Поднимаю подбородок повыше, смотрю на Воронцова снизу вверх. Тону в его взгляде. Несмело пожимаю плечами и смущенно отвожу глаза в сторону.
– Я сама. – еле слышно отвечаю я и одновременно икаю. – Ой!
– Глупышка. – Костя целует меня в висок и опять прижимает к себе. – Моя любимая глупышка. Не приезжал бы я ежедневно, если б внутри все было ровно. Не игнорировал бы твои фырканья и отвороты, если бы в моей груди было наплевать. Не было бы никакой турбазы, Вер, если б я ничего к тебе не чувствовал.
– Ты для Женьки старался.
– Это ради вас. Не принижай себя, Вер. Трепет и нежность по отношению к дочери, никак не ущемляет и не принижает моей любви к тебе. И не смотри на меня так. Да, я люблю тебя, Литвинова Вера!
Бабочки в живот сделали дружный вздох и попадали в обморок. Если бы не крепкие руки Воронцова, то я бы приземлилась где-то рядом с крылатыми насекомыми.
Ущипните меня. Укусите. Пните.
Хочу удостовериться, что я точно сейчас не сплю. Кто-нибудь поверните таймер машины времени на пару минут назад. Хочу еще раз услышать все, что сказал Костя. Хочу запомнить этот момент. Хочу записать это признание в дневнике собственной памяти.
– Вера? Ау? Ты здесь еще?
– Прости. Я не расслышала. Можешь повторить все, что сказал после слов «не смотри на меня так»?
– Все ты слышала, врунишка.
– Тебе что жалко повторить, да? – смешно дую губы, изображая обиду вселенского масштаба.
– Ох и сложно с тобой будет, Вера Андреевна. Не знаю, смогу ли справиться с такой молодой строптивостью.
– Уже пасуешь, Воронцов? Тю. А еще совсем недавно, помнится, ты был готов на все ради нас.

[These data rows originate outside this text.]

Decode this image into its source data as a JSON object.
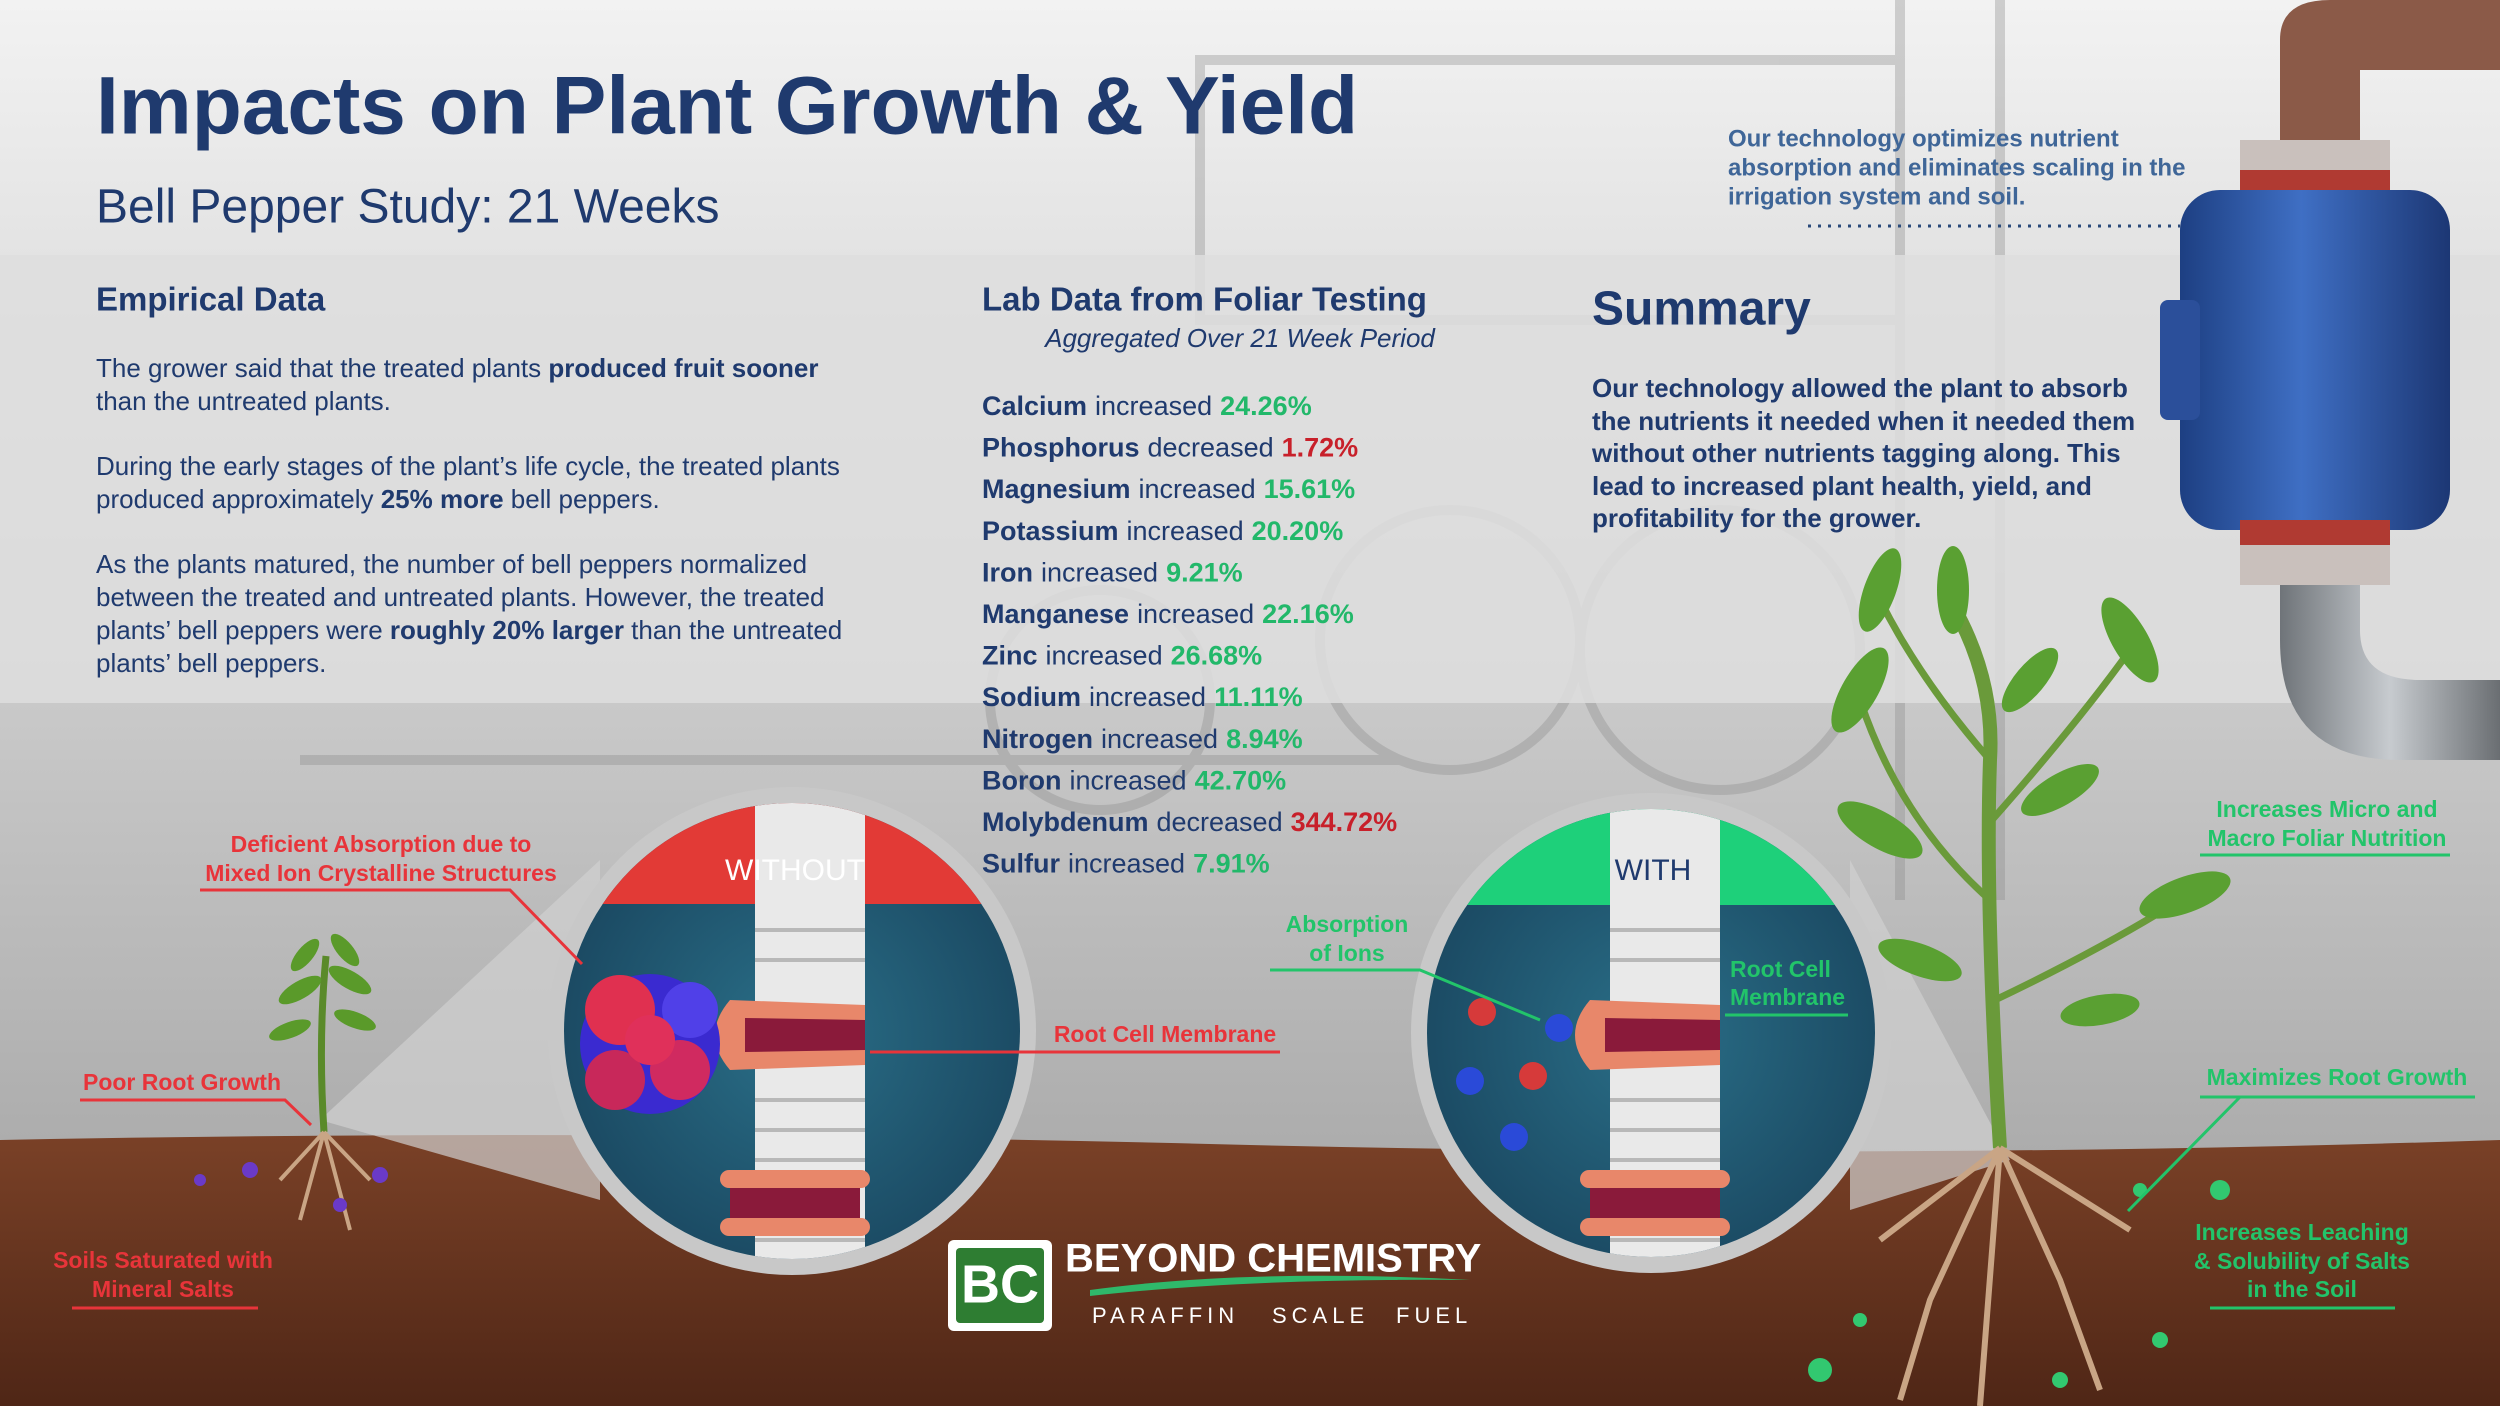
{
  "header": {
    "title": "Impacts on Plant Growth & Yield",
    "subtitle": "Bell Pepper Study: 21 Weeks"
  },
  "tagline": [
    "Our technology optimizes nutrient",
    "absorption and eliminates scaling in the",
    "irrigation system and soil."
  ],
  "empirical": {
    "heading": "Empirical Data",
    "paragraphs": [
      [
        {
          "text": "The grower said that the treated plants ",
          "bold": false
        },
        {
          "text": "produced fruit sooner",
          "bold": true
        },
        {
          "text": " than the untreated plants.",
          "bold": false
        }
      ],
      [
        {
          "text": "During the early stages of the plant’s life cycle, the treated plants produced approximately ",
          "bold": false
        },
        {
          "text": "25% more",
          "bold": true
        },
        {
          "text": " bell peppers.",
          "bold": false
        }
      ],
      [
        {
          "text": "As the plants matured, the number of bell peppers normalized between the treated and untreated plants. However, the treated plants’ bell peppers were ",
          "bold": false
        },
        {
          "text": "roughly 20% larger",
          "bold": true
        },
        {
          "text": " than the untreated plants’ bell peppers.",
          "bold": false
        }
      ]
    ]
  },
  "lab": {
    "heading": "Lab Data from Foliar Testing",
    "subheading": "Aggregated Over 21 Week Period",
    "rows": [
      {
        "nutrient": "Calcium",
        "change": "increased",
        "amount": "24.26%",
        "color": "#22b86a"
      },
      {
        "nutrient": "Phosphorus",
        "change": "decreased",
        "amount": "1.72%",
        "color": "#c8202a"
      },
      {
        "nutrient": "Magnesium",
        "change": "increased",
        "amount": "15.61%",
        "color": "#22b86a"
      },
      {
        "nutrient": "Potassium",
        "change": "increased",
        "amount": "20.20%",
        "color": "#22b86a"
      },
      {
        "nutrient": "Iron",
        "change": "increased",
        "amount": "9.21%",
        "color": "#22b86a"
      },
      {
        "nutrient": "Manganese",
        "change": "increased",
        "amount": "22.16%",
        "color": "#22b86a"
      },
      {
        "nutrient": "Zinc",
        "change": "increased",
        "amount": "26.68%",
        "color": "#22b86a"
      },
      {
        "nutrient": "Sodium",
        "change": "increased",
        "amount": "11.11%",
        "color": "#22b86a"
      },
      {
        "nutrient": "Nitrogen",
        "change": "increased",
        "amount": "8.94%",
        "color": "#22b86a"
      },
      {
        "nutrient": "Boron",
        "change": "increased",
        "amount": "42.70%",
        "color": "#22b86a"
      },
      {
        "nutrient": "Molybdenum",
        "change": "decreased",
        "amount": "344.72%",
        "color": "#c8202a"
      },
      {
        "nutrient": "Sulfur",
        "change": "increased",
        "amount": "7.91%",
        "color": "#22b86a"
      }
    ]
  },
  "summary": {
    "heading": "Summary",
    "text": "Our technology allowed the plant to absorb the nutrients it needed when it needed them without other nutrients tagging along. This lead to increased plant health, yield, and profitability for the grower."
  },
  "diagram": {
    "without": {
      "banner": "WITHOUT",
      "deficient": [
        "Deficient Absorption due to",
        "Mixed Ion Crystalline Structures"
      ],
      "membrane": "Root Cell Membrane",
      "roots": "Poor Root Growth",
      "soil": [
        "Soils Saturated with",
        "Mineral Salts"
      ]
    },
    "with": {
      "banner": "WITH",
      "absorption": [
        "Absorption",
        "of Ions"
      ],
      "membrane": [
        "Root Cell",
        "Membrane"
      ],
      "foliar": [
        "Increases Micro and",
        "Macro Foliar Nutrition"
      ],
      "roots": "Maximizes Root Growth",
      "leaching": [
        "Increases Leaching",
        "& Solubility of Salts",
        "in the Soil"
      ]
    }
  },
  "logo": {
    "mark": "BC",
    "name": "BEYOND CHEMISTRY",
    "products": [
      "PARAFFIN",
      "SCALE",
      "FUEL"
    ]
  }
}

– Сейчас я покажу тебе, на что готов в данную минуту. Пощады не жди, дерзкая.
Костя сильнее прижимается бедрами ко мне, давая прочувствовать животом всю твердость его намерений.
Он покрывает своими губами мой рот, не давая и слова против такого «аргумента» вставить. Подхватывает меня под ягодицы и поднимает вверх. Не оставляет и шанса отвертеться. Мне остается лишь покрепче обнять руками плечи любимого мужчины, а ноги скрестить на его талии.
– И я тебя люблю. – шепчу уткнувшись носом в его шею.
Это какое-то безумие. Мы сошли с ума. Едва наши рты соприкоснулись, то мы забыли обо всем на свете. Забыли где находимся, зачем мы здесь и почему.
Главное – это мы, наше единение. Главное – это язык наших тел. В каждом прикосновении, в каждом поглаживании, в каждом поцелуе столько невысказанного, столько необходимого, столько важного.
Через смелые жесты наполняем друг друга. Через сбитое дыхание воскрешаем друг друга. Через жаркие поцелуи говорим о взаимности.
Наши тела дрожат, и не только от страсти. Нам волнительно думать о будущем. Никто не может дать никаких гарантий, что мы будем вместе и до самой старости. Но именно сейчас мы хотим рискнуть. Хотим попробовать. Хотим начать жизнь с белой страницы, с нового абзаца.
Костя осторожно ступает на порог деревянного домика. Целует меня легонько в нос, а рукой тем временем за моей спиной пытается нащупать дверную ручку.
В груди пожар, в животе ураган. Не терпится слиться с этим мужчиной в одно целое. Но у нашей дочери, свои планы на этот счет.
– А-а-а-а! – кричит из коляски проснувшаяся Женя.
Мы с Воронцовым начинаем одновременно смеяться.
– Что ж. Вот и сказочке конец.
– Придется отложить показательное «выступление» до...
– До твоего возвращения из командировки. – Озадачив Костю, я быстро спрыгиваю с его рук на землю. – Да, все именно так, Воронцов. Под одно одеяло пойдем только после твоего приезда.